O metrô de Londres poderá em breve ser totalmente movido a energia renovável. A medida faz parte de um plano para tornar a famosa rede ferroviária da cidade com zero de emissões até 2030 e tornar a cidade inteira neutra em carbono até 2050.

O Transport for London (TfL) é o maior consumidor de eletricidade de Londres e um dos maiores consumidores do Reino Unido. Ele usa 1,6TWh por ano, o mesmo que 437.000 residências médias.

Somente o tubo consome 1,2TWh a cada ano e isso é sem nenhum dos ônibus, bondes e trens subterrâneos que compõem a rede.

Um estudo recente da British Business Energy calculou que seriam necessárias 200 turbinas eólicas ou 5,6 milhões de painéis solares para alimentar a rede completamente em fontes renováveis ​​por um ano.

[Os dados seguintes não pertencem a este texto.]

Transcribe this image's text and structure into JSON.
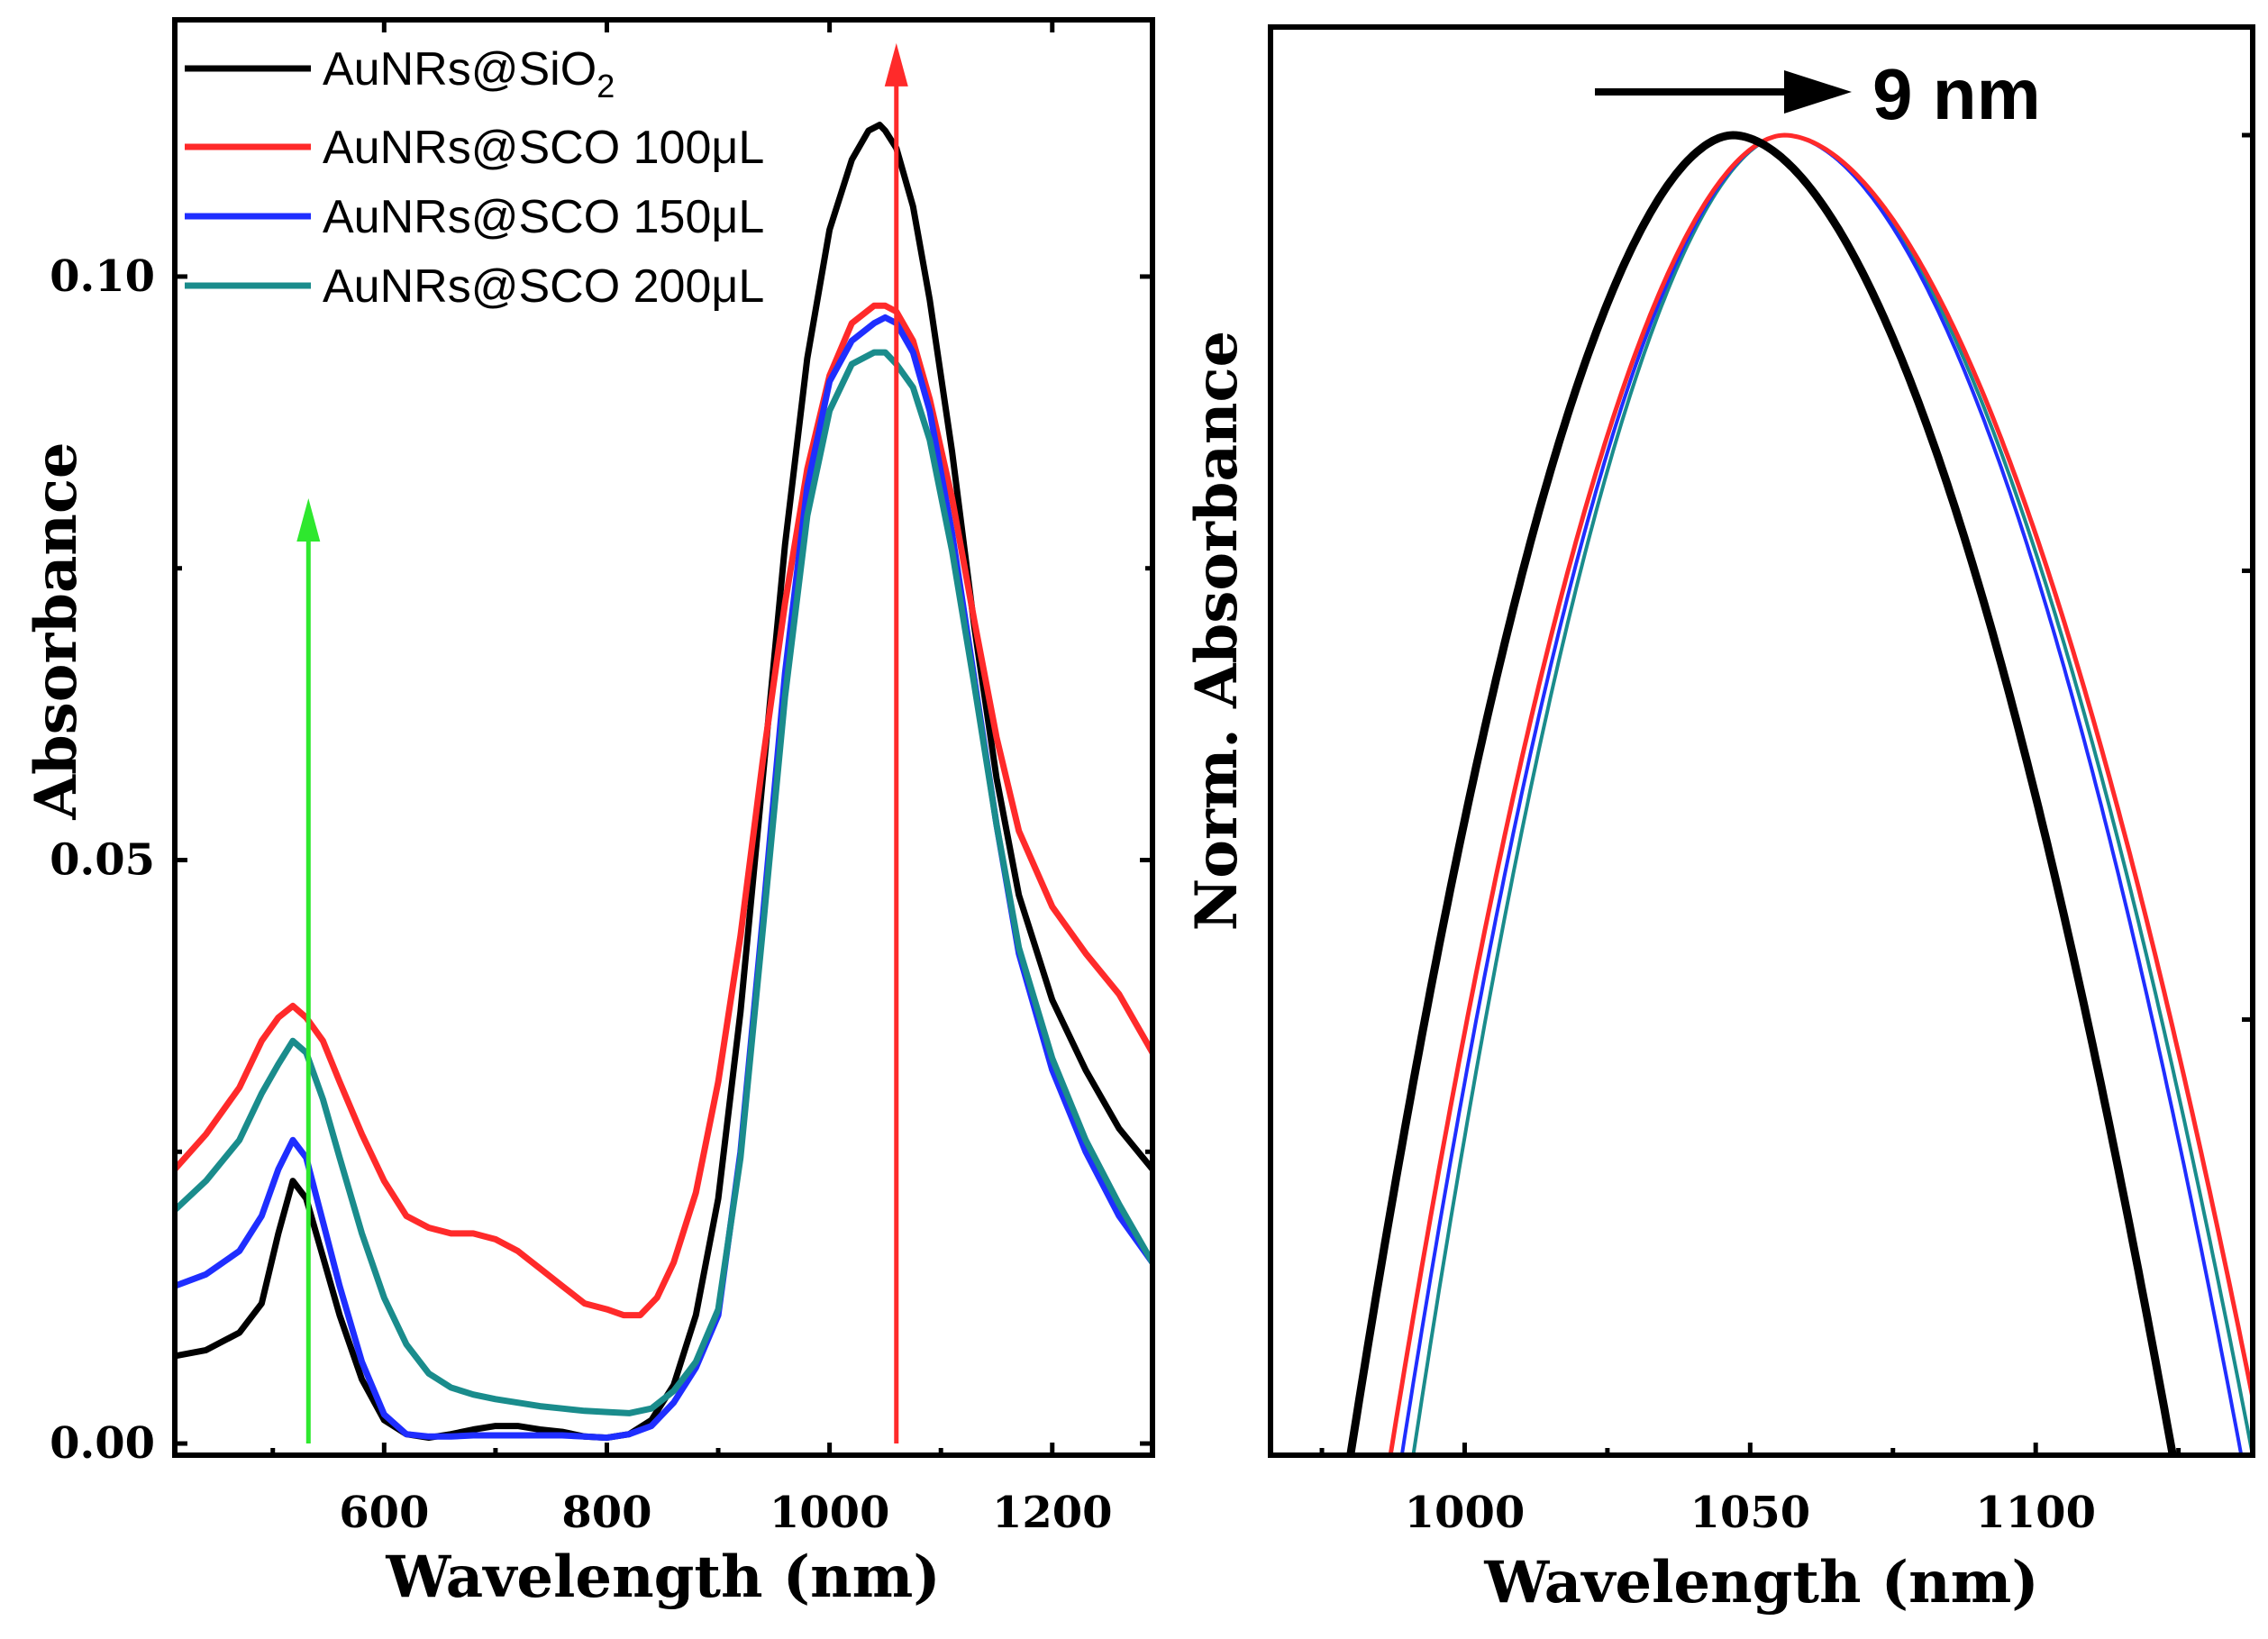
{
  "colors": {
    "black": "#000000",
    "red": "#ff2a2a",
    "blue": "#1f2eff",
    "teal": "#1a8c8c",
    "green": "#2ee82e"
  },
  "chart_data": [
    {
      "type": "line",
      "xlabel": "Wavelength (nm)",
      "ylabel": "Absorbance",
      "xlim": [
        412,
        1290
      ],
      "ylim": [
        -0.001,
        0.122
      ],
      "xticks": [
        600,
        800,
        1000,
        1200
      ],
      "yticks": [
        0.0,
        0.05,
        0.1
      ],
      "ytick_labels": [
        "0.00",
        "0.05",
        "0.10"
      ],
      "legend_position": "top-left",
      "legend": [
        {
          "label": "AuNRs@SiO",
          "sub": "2"
        },
        {
          "label": "AuNRs@SCO 100μL",
          "sub": ""
        },
        {
          "label": "AuNRs@SCO 150μL",
          "sub": ""
        },
        {
          "label": "AuNRs@SCO 200μL",
          "sub": ""
        }
      ],
      "arrows": [
        {
          "color": "green",
          "x": 532,
          "y_start": 0.0,
          "y_end": 0.081,
          "direction": "up"
        },
        {
          "color": "red",
          "x": 1060,
          "y_start": 0.0,
          "y_end": 0.12,
          "direction": "up"
        }
      ],
      "series": [
        {
          "name": "AuNRs@SiO2",
          "color": "black",
          "x": [
            412,
            440,
            470,
            490,
            505,
            518,
            530,
            545,
            560,
            580,
            600,
            620,
            640,
            660,
            680,
            700,
            720,
            740,
            760,
            780,
            800,
            820,
            840,
            860,
            880,
            900,
            920,
            940,
            960,
            980,
            1000,
            1020,
            1035,
            1045,
            1050,
            1060,
            1075,
            1090,
            1110,
            1130,
            1150,
            1170,
            1200,
            1230,
            1260,
            1290
          ],
          "y": [
            0.0075,
            0.008,
            0.0095,
            0.012,
            0.018,
            0.0225,
            0.021,
            0.016,
            0.011,
            0.0055,
            0.002,
            0.0008,
            0.0005,
            0.0008,
            0.0012,
            0.0015,
            0.0015,
            0.0012,
            0.001,
            0.0006,
            0.0005,
            0.0008,
            0.002,
            0.005,
            0.011,
            0.021,
            0.037,
            0.057,
            0.077,
            0.093,
            0.104,
            0.11,
            0.1125,
            0.113,
            0.1125,
            0.111,
            0.106,
            0.098,
            0.085,
            0.07,
            0.057,
            0.047,
            0.038,
            0.032,
            0.027,
            0.0235
          ]
        },
        {
          "name": "AuNRs@SCO 100μL",
          "color": "red",
          "x": [
            412,
            440,
            470,
            490,
            505,
            518,
            530,
            545,
            560,
            580,
            600,
            620,
            640,
            660,
            680,
            700,
            720,
            740,
            760,
            780,
            800,
            815,
            830,
            845,
            860,
            880,
            900,
            920,
            940,
            960,
            980,
            1000,
            1020,
            1040,
            1050,
            1060,
            1075,
            1090,
            1110,
            1130,
            1150,
            1170,
            1200,
            1230,
            1260,
            1290
          ],
          "y": [
            0.0235,
            0.0265,
            0.0305,
            0.0345,
            0.0365,
            0.0375,
            0.0365,
            0.0345,
            0.031,
            0.0265,
            0.0225,
            0.0195,
            0.0185,
            0.018,
            0.018,
            0.0175,
            0.0165,
            0.015,
            0.0135,
            0.012,
            0.0115,
            0.011,
            0.011,
            0.0125,
            0.0155,
            0.0215,
            0.031,
            0.0435,
            0.0585,
            0.072,
            0.0835,
            0.0915,
            0.096,
            0.0975,
            0.0975,
            0.097,
            0.0945,
            0.0895,
            0.081,
            0.0705,
            0.0605,
            0.0525,
            0.046,
            0.042,
            0.0385,
            0.0335
          ]
        },
        {
          "name": "AuNRs@SCO 150μL",
          "color": "blue",
          "x": [
            412,
            440,
            470,
            490,
            505,
            518,
            530,
            545,
            560,
            580,
            600,
            620,
            640,
            660,
            680,
            700,
            720,
            740,
            760,
            780,
            800,
            820,
            840,
            860,
            880,
            900,
            920,
            940,
            960,
            980,
            1000,
            1020,
            1040,
            1050,
            1060,
            1075,
            1090,
            1110,
            1130,
            1150,
            1170,
            1200,
            1230,
            1260,
            1290
          ],
          "y": [
            0.0135,
            0.0145,
            0.0165,
            0.0195,
            0.0235,
            0.026,
            0.0245,
            0.019,
            0.0135,
            0.007,
            0.0025,
            0.0008,
            0.0006,
            0.0006,
            0.0007,
            0.0007,
            0.0007,
            0.0007,
            0.0007,
            0.0006,
            0.0005,
            0.0008,
            0.0015,
            0.0035,
            0.0065,
            0.011,
            0.025,
            0.045,
            0.066,
            0.082,
            0.091,
            0.0945,
            0.096,
            0.0965,
            0.096,
            0.0935,
            0.0885,
            0.078,
            0.0655,
            0.053,
            0.042,
            0.032,
            0.025,
            0.0195,
            0.0155
          ]
        },
        {
          "name": "AuNRs@SCO 200μL",
          "color": "teal",
          "x": [
            412,
            440,
            470,
            490,
            505,
            518,
            530,
            545,
            560,
            580,
            600,
            620,
            640,
            660,
            680,
            700,
            720,
            740,
            760,
            780,
            800,
            820,
            840,
            860,
            880,
            900,
            920,
            940,
            960,
            980,
            1000,
            1020,
            1040,
            1050,
            1060,
            1075,
            1090,
            1110,
            1130,
            1150,
            1170,
            1200,
            1230,
            1260,
            1290
          ],
          "y": [
            0.02,
            0.0225,
            0.026,
            0.03,
            0.0325,
            0.0345,
            0.0335,
            0.0295,
            0.0245,
            0.018,
            0.0125,
            0.0085,
            0.006,
            0.0048,
            0.0042,
            0.0038,
            0.0035,
            0.0032,
            0.003,
            0.0028,
            0.0027,
            0.0026,
            0.003,
            0.0045,
            0.007,
            0.0115,
            0.0245,
            0.044,
            0.064,
            0.0795,
            0.0885,
            0.0925,
            0.0935,
            0.0935,
            0.0925,
            0.0905,
            0.086,
            0.0765,
            0.065,
            0.053,
            0.0425,
            0.033,
            0.026,
            0.0205,
            0.0155
          ]
        }
      ]
    },
    {
      "type": "line",
      "xlabel": "Wavelength (nm)",
      "ylabel": "Norm. Absorbance",
      "xlim": [
        966,
        1138
      ],
      "ylim": [
        0.0,
        1.0
      ],
      "xticks": [
        1000,
        1050,
        1100
      ],
      "yticks": [],
      "annotation": {
        "text": "9 nm",
        "arrow_direction": "right"
      },
      "series": [
        {
          "name": "AuNRs@SiO2",
          "color": "black",
          "peak": 1047,
          "left_zero": 980,
          "right_zero": 1124
        },
        {
          "name": "AuNRs@SCO 100μL",
          "color": "red",
          "peak": 1056,
          "left_zero": 987,
          "right_zero": 1140
        },
        {
          "name": "AuNRs@SCO 150μL",
          "color": "blue",
          "peak": 1056,
          "left_zero": 989,
          "right_zero": 1136
        },
        {
          "name": "AuNRs@SCO 200μL",
          "color": "teal",
          "peak": 1056,
          "left_zero": 991,
          "right_zero": 1138
        }
      ]
    }
  ]
}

Que muitos painéis solares ocupariam a mesma quantidade de espaço que o bairro londrino de Kensington e Chelsea.

UMA CIDADE ALIMENTADA POR ENERGIA RENOVÁVEL
Atualmente, 16% da eletricidade usada para abastecer a operação do metrô vem de fontes renováveis. Em vez de encher o centro de Londres com turbinas eólicas para compensar o resto, a Prefeitura de Londres liberou os requisitos de energia do metrô para que eles possam comprar eletricidade de fornecedores de energia renovável.

“Como um dos maiores compradores de energia em Londres, é importante que a TfL seja pioneira em energia verde”, disse o prefeito de Londres Sadiq Khan. “Este é um passo vital em direção às minhas ambições de que o TfL – e Londres – sejam zero em carbono até 2030.”

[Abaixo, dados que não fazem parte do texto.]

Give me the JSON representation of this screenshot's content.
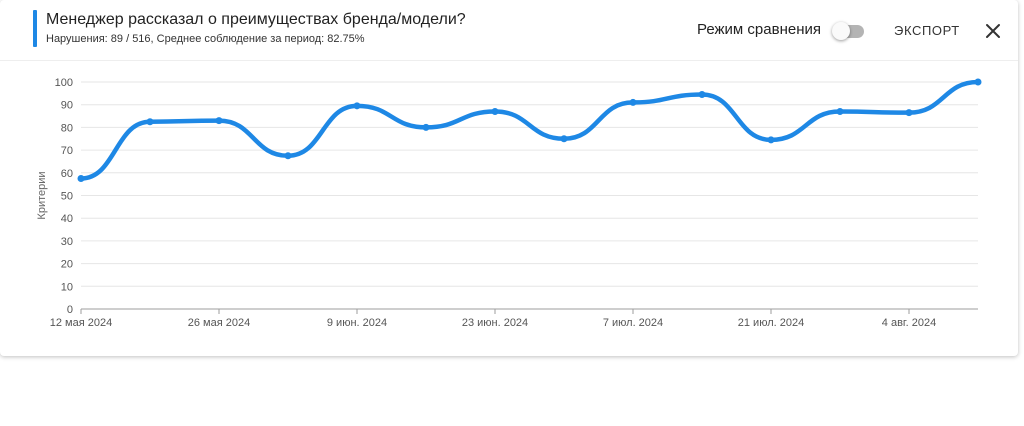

A Prefeitura procura expandir o uso de energia renovável no futuro para toda a propriedade. Isso cobriria toda a rede TfL, bem como os requisitos de energia da polícia e dos bombeiros. A decisão do prefeito de Londres foi bem recebida por organizações ambientais, incluindo o Greenpeace e a Associação de Energia Renovável.

“Esse trabalho para garantir energia renovável e econômica, para a rede ferroviária, com ambições de incluir o grupo [Greater London Authority] e além, desempenhará um papel fundamental na recuperação verde de Londres e na ação acelerada em emergências climáticas”, acrescenta Khan.

E SOBRE A REDUÇÃO DO USO DE ELETRICIDADE?
Com quase metade das empresas do Reino Unido trabalhando remotamente devido ao COVID-19, o deslocamento pode nunca voltar ao que é o que era antes da crise. As pessoas se acostumaram a horários de trabalho mais flexíveis e 45% esperam ter mais flexibilidade no horário de trabalho após o término do bloqueio.

Se 45% dos passageiros de Londres continuassem trabalhando remotamente no futuro, economizaria mais de 460 mil kWh de eletricidade, o mesmo que alimentar 46.000 residências na capital todos os dias.